Retirement is not an option
Castle is in his 60s and has one eye on retirement. However, this is not the case for his young colleague, Arthur Davis.
For Davis, life in the Africa section is far from the James Bond experience the young physics graduate envisaged. Although Davis spends his time drinking and on the town, Castle supervises him with a light touch. Davis take files out of the office to read during lunch, but to Castle this isn’t really an issue. After all, they only deal with Zaire, and news from the Congo drips in slowly at the London bureau.
But Castle’s light-touch becomes problematic when the unit suspects a leak. Davis is always late and goes to the dentist at short notice, even though he has good teeth. Or is the leak Castle’s superior, Watson? Other suspects include cold-hearted medical man Dr Percival. And they can’t rule out the pool of secretaries who type up the classified documents.
Greene drip-feeds the reader snippets of information in extensive dialogues. What start as ‘ordinary’ characters slowly break free from stereotypes of class, gender and race. Daintry hasn’t spoken to his wife in seven years and is only invited to his daughter’s wedding at the last moment. Dr Percival is only interested in fishing. The seemingly dissolute young Davis quotes the poetry of Robert Browning. In The Human Factor, there is less ‘character development’ and more ‘character revealing’.

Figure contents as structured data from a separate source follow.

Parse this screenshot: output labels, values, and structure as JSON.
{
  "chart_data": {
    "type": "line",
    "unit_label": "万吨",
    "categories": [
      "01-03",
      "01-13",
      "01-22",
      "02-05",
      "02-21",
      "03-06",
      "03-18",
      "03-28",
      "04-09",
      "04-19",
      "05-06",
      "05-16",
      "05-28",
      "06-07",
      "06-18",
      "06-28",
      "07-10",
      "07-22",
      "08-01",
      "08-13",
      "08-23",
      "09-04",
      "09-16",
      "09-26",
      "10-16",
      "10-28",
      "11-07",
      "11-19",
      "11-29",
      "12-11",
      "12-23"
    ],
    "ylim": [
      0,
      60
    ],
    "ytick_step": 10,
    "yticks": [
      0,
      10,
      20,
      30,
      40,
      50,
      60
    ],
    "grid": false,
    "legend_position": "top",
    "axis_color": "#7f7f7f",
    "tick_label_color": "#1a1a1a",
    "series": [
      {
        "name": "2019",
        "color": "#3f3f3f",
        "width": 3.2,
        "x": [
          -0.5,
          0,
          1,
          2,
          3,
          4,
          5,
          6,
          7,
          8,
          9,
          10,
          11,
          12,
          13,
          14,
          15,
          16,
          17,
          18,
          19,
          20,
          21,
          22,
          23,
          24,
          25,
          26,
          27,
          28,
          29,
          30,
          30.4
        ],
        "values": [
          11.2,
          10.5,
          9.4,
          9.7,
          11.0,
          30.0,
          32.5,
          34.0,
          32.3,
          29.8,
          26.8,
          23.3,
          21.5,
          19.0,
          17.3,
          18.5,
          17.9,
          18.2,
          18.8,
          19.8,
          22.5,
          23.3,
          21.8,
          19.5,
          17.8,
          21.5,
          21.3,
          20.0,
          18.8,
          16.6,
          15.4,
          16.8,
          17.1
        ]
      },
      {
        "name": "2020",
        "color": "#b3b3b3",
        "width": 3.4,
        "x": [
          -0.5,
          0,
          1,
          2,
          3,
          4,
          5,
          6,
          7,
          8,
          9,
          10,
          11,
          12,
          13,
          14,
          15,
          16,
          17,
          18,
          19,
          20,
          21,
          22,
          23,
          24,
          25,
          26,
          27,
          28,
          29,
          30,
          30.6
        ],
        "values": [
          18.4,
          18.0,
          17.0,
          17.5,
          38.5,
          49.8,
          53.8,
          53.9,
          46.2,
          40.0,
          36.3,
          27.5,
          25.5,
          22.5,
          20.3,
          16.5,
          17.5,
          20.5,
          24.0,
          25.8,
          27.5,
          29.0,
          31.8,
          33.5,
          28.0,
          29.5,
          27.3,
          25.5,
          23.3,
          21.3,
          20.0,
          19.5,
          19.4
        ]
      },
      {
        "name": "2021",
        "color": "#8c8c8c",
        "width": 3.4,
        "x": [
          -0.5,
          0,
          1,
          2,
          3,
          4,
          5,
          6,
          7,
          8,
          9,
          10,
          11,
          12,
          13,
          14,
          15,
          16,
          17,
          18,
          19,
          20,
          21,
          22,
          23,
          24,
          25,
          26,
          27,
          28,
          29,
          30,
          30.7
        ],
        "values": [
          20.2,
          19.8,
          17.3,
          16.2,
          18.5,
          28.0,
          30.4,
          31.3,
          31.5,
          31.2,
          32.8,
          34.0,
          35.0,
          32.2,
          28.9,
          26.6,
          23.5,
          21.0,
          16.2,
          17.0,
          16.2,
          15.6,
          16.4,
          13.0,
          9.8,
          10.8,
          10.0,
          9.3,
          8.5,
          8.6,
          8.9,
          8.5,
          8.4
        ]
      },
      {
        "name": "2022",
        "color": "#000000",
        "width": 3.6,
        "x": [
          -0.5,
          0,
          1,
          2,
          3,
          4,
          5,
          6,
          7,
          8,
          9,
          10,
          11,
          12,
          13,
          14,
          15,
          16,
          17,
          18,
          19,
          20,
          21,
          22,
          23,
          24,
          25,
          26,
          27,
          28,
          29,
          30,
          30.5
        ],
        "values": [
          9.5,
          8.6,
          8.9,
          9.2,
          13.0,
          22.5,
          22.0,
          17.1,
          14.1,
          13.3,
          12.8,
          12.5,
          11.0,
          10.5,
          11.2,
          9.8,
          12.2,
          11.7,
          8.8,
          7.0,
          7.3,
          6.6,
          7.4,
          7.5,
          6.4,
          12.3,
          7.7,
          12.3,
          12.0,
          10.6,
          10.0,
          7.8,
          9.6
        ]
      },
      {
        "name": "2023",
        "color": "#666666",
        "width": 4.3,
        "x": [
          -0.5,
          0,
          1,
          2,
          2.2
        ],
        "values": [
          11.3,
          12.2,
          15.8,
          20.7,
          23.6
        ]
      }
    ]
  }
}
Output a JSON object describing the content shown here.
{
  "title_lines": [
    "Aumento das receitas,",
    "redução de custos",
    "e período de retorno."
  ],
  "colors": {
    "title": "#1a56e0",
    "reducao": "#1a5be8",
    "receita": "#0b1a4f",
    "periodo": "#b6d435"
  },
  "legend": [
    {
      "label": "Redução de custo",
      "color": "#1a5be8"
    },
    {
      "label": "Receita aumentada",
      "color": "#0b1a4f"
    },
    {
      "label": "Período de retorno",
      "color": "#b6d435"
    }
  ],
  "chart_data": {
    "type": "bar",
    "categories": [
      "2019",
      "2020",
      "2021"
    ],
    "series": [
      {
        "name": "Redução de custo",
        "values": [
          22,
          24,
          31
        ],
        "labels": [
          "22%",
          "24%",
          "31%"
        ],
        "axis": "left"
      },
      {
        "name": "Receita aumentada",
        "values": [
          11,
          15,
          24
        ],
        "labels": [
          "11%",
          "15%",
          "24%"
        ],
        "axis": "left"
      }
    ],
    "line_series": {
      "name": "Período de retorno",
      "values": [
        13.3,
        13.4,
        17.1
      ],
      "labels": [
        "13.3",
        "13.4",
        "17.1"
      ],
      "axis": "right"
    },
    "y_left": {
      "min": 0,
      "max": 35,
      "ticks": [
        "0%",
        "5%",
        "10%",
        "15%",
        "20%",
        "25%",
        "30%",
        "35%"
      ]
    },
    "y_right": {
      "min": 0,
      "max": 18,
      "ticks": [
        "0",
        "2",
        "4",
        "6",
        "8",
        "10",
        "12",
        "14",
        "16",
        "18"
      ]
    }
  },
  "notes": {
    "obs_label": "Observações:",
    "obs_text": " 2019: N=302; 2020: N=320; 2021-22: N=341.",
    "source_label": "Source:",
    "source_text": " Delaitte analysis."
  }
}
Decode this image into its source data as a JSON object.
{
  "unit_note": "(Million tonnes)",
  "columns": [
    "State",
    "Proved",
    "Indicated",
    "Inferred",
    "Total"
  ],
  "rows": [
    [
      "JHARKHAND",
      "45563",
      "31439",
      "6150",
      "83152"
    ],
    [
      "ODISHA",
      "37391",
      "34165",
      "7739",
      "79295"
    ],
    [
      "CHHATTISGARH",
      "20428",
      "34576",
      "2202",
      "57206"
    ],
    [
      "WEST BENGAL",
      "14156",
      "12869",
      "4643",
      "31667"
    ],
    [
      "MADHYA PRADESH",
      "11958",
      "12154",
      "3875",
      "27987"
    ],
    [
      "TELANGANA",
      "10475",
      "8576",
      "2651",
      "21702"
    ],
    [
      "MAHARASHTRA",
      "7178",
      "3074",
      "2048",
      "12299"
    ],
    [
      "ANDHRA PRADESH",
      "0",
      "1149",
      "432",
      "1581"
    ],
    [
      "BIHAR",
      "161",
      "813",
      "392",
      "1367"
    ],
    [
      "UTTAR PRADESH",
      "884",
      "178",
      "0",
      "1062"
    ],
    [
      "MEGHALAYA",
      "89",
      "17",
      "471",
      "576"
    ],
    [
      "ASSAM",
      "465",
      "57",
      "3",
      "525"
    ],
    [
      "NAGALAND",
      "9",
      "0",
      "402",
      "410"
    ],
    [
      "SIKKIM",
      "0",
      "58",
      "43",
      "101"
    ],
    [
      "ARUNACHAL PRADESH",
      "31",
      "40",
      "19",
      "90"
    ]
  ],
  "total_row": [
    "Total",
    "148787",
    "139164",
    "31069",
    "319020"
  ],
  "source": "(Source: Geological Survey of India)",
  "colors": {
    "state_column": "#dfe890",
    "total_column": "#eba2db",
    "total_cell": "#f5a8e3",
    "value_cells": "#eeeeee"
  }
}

Castle’s existential journey reflects Greene’s own experience. After extensive travels that took him through Africa, Mexico and Haiti, his sister Elisabeth enlisted him as an MI6 agent. Graham’s supervisor ultimately became the notorious Kim Philby, and the two apparently remained life-long friends despite Philby’s defection.
So you want to be a spy
When writing about paranoia, loneliness, and the desire for a ‘normal’ life, Greene undoubtably draws on personal experience and the acute observations he must have been constantly making about his colleagues. He saw first-hand the isolation, guardedness, detachment and ruthlessness that permeate the life of a spook.
What matters then is how the characters justify and live this life. Freshly minted Davis seeks stimulation, Colonel Daintry is jaded, Castle is a romantic and puts family and ideals first. Dr Percival is a pragmatist who does not allow human emotion to get in the way of duty. In this regard, Percival is a classic psychopath:
“I don’t think communism will work – in the long run – any better than Christianity has done, and I’m not the crusader type. Capitalism or communism? Perhaps God is a capitalist. I want to be on the side most likely to win during my lifetime…meanwhile I enjoy the game we’re all playing.” (163)
Reading Greene, you too will learn about the game. About microdots, book codes, techniques of persuasion, disguises, poisoning. Indeed, his attention to detail was so highly regarded that rival agencies were quick to read his work.
But the methods of espionage are not, in Greene’s hands, the heart of the matter (pun intended). The Human Factor is a psychological novel, concerned with insecurity and inner conflict:
“Why are some of us, he wondered, unable to love success or power or great beauty? Because we feel unworthy of them, because we feel more at home with failure…Perhaps one wanted the right balance, just as Christ had, that legendary figure whom he would have liked to believe in. ‘Come unto me all that travail and are heavy laden’.” (147)
After reading The Human Factor, I shall be loading myself up with more Graham Greene novels. These books are worthy time-fillers for anyone who likes suspense, storytelling and a good dose of self-examination.